“I pilastri della società”: la vittoria della menzogna

I PILASTI DELLA SOCIETA' regia di Gabriele Lavia .02 - foto di Tommaso Le PeraQuanto sono paradossali gli esseri umani: pronti a puntare il dito e giudicare tutti, ma capaci di dimenticare i crimini più atroci per pura convenienza. Il secolo scorso ne ha fin troppi di esempi in questo senso, ma non sembra che gli uomini abbiano imparato dal passato dato che questo atteggiamento è ancora parecchio diffuso. Quest’anno si festeggia il cinquecentenario di un trattato che è stato associato – a torto o a ragione –al principio secondo il quale “il fine giustifica i mezzi”: Il Principe di Niccolò Machiavelli (1513). Sembra che Henrik Ibsen nel testo I pilastri della società tenga conto proprio di questa legge sociale approvata e sottaciuta, una legge che non si preoccupa di andare contro la morale. È così che gli abitanti di una piccola città decidono di accettare le malefatte del console Bernick, confessate solo dopo molti anni di governo, pur di ricevere da lui il mantenimento dell’ordine sociale a cui sono abituati.

Dopo i due anni appena trascorsi in cui la nuova Fondazione Teatro della Pergola ha dovuto affrontare non pochi problemi e notevoli cambiamenti, fa piacere trovare la sala quasi piena al debutto della nuova stagione, dedicata ad Alfonso Spadoni, storico direttore del teatro (morto esattamente venti anni fa). Il cartellone parte con lo spettacolo di Gabriele Lavia, nel doppio ruolo di regista e interprete, coprodotto da Teatro di Roma, Pergola e Stabile di Torino. Si tratta dell’opera ibseniana che da avvio alla fase di critica sociale dell’autore norvegese, la cui attualità è pressoché disarmante. I temi maggiormente affrontati sono la corruzione politica, il conformismo e l’aspirazione alla libertà. La società delineata da Ibsen è fondata, infatti, sull’apparenza e sulla menzogna e ruota intorno alla figura “onesta” e rispettata del console Bernick (Gabriele Lavia) accompagnato dalla moglie Betty (Giorgia Salari).

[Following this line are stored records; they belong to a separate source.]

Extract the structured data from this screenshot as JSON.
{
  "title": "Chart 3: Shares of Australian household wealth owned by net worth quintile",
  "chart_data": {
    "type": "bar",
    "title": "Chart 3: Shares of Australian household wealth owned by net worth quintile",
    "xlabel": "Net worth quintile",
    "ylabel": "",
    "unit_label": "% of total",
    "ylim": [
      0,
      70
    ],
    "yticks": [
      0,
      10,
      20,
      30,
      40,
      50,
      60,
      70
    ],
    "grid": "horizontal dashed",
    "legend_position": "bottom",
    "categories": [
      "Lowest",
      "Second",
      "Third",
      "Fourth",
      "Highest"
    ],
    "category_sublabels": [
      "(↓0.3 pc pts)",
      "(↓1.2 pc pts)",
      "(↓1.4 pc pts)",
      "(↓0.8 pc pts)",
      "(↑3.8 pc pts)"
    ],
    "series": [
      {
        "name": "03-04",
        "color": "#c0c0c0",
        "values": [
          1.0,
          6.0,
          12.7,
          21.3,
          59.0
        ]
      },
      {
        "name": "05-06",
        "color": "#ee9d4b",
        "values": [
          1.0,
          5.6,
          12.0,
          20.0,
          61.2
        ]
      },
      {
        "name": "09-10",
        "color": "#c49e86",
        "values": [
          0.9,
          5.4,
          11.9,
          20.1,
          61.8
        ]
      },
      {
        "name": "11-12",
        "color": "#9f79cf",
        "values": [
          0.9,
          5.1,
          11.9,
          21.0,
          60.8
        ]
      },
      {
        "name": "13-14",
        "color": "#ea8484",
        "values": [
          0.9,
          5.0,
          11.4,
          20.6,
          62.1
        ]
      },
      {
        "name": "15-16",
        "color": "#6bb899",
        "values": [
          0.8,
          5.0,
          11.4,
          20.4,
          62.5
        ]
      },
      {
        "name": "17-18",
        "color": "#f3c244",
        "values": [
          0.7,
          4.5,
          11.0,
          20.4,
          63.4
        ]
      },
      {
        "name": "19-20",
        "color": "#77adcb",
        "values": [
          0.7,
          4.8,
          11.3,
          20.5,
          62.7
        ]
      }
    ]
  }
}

Nel contrasto tra vecchio e nuovo si afferma con forza una classe dirigente (rappresentata dal professor Rorlund, interpretato da Andrea Macaluso) ancora ferma su posizioni conservatrici e moraliste, introdotte con sagace ironia dalle prime battute del coro di donne che narra di quando in città c’era l’“indecente” abitudine di far festa e di dare spazio alle arti, tra cui la più marcia era senza dubbio l’arte scenica. Proprio collegato al teatro è il famoso “accadimento”, scandalo che ha lasciato una macchia indelebile nella vita del fratello di Betty, Johan (Graziano Piazza), il quale ha scelto di scappare in America con la sorellastra Lona (interpretata dalla brava Federica Di Martino), anche lei immischiata in una losca faccenda. In realtà nessuno sa che coinvolto in prima persona in entrambi i fatti è proprio il console Bernick, il quale ha tratto pieno vantaggio dall’aver nascosto a tutti la verità. È il ritorno dei due emigrati a incrinare l’equilibrio perfetto raggiunto dalla famiglia, non solo perché sono gli unici a conoscere la realtà dei fatti, ma anche perché sono portatori di un ideale di libertà e modernità ancora non accettato nella loro piccola cittadina. Sono loro a opporsi alla società che pone le sue fondamenta su falsi idoli (i pilastri), tra cui il professore proprio il console dal passato oscuro. Sembra sia giunto il tempo di cambiare, il tempo di sostituire la verità alla menzogna. E invece l’ipocrisia vince su tutto. La società non è pronta per il progresso.

La regia di Lavia è impeccabile, con azioni sceniche corali precise e suggestive in una scenografia maestosa, che divide lo spazio scenico sui due piani di un ricco salotto borghese. Gli eventi sono accompagnati dall’alternanza luce/buio che sottolinea l’atmosfera di un’ambiente sociale lugubre e a tratti inquietante. Per quanto riguarda l’interpretazione, invece, Lavia resta (come i personaggi del testo ibseniano) un “conservatore”: le sue lunghe tirate (sebbene ridotte rispetto agli anni passati) e la recitazione compiacente non rendono giustizia alla sua competenza. Aveva dimostrato di saper fare un passo in avanti, rispetto al modello teatrale del secolo scorso, nello spettacolo pirandelliano Tutto per bene (prima nazionale in apertura della stagione 2012/2013 della Pergola) in cui era stato davvero emozionante e intenso. Lì aveva rinunciato a orpelli e declamazioni, ponendosi in mezzo agli altri attori senza prevalere. In questo nuovo allestimento, invece, sembra riaffacciarsi il vecchio stile.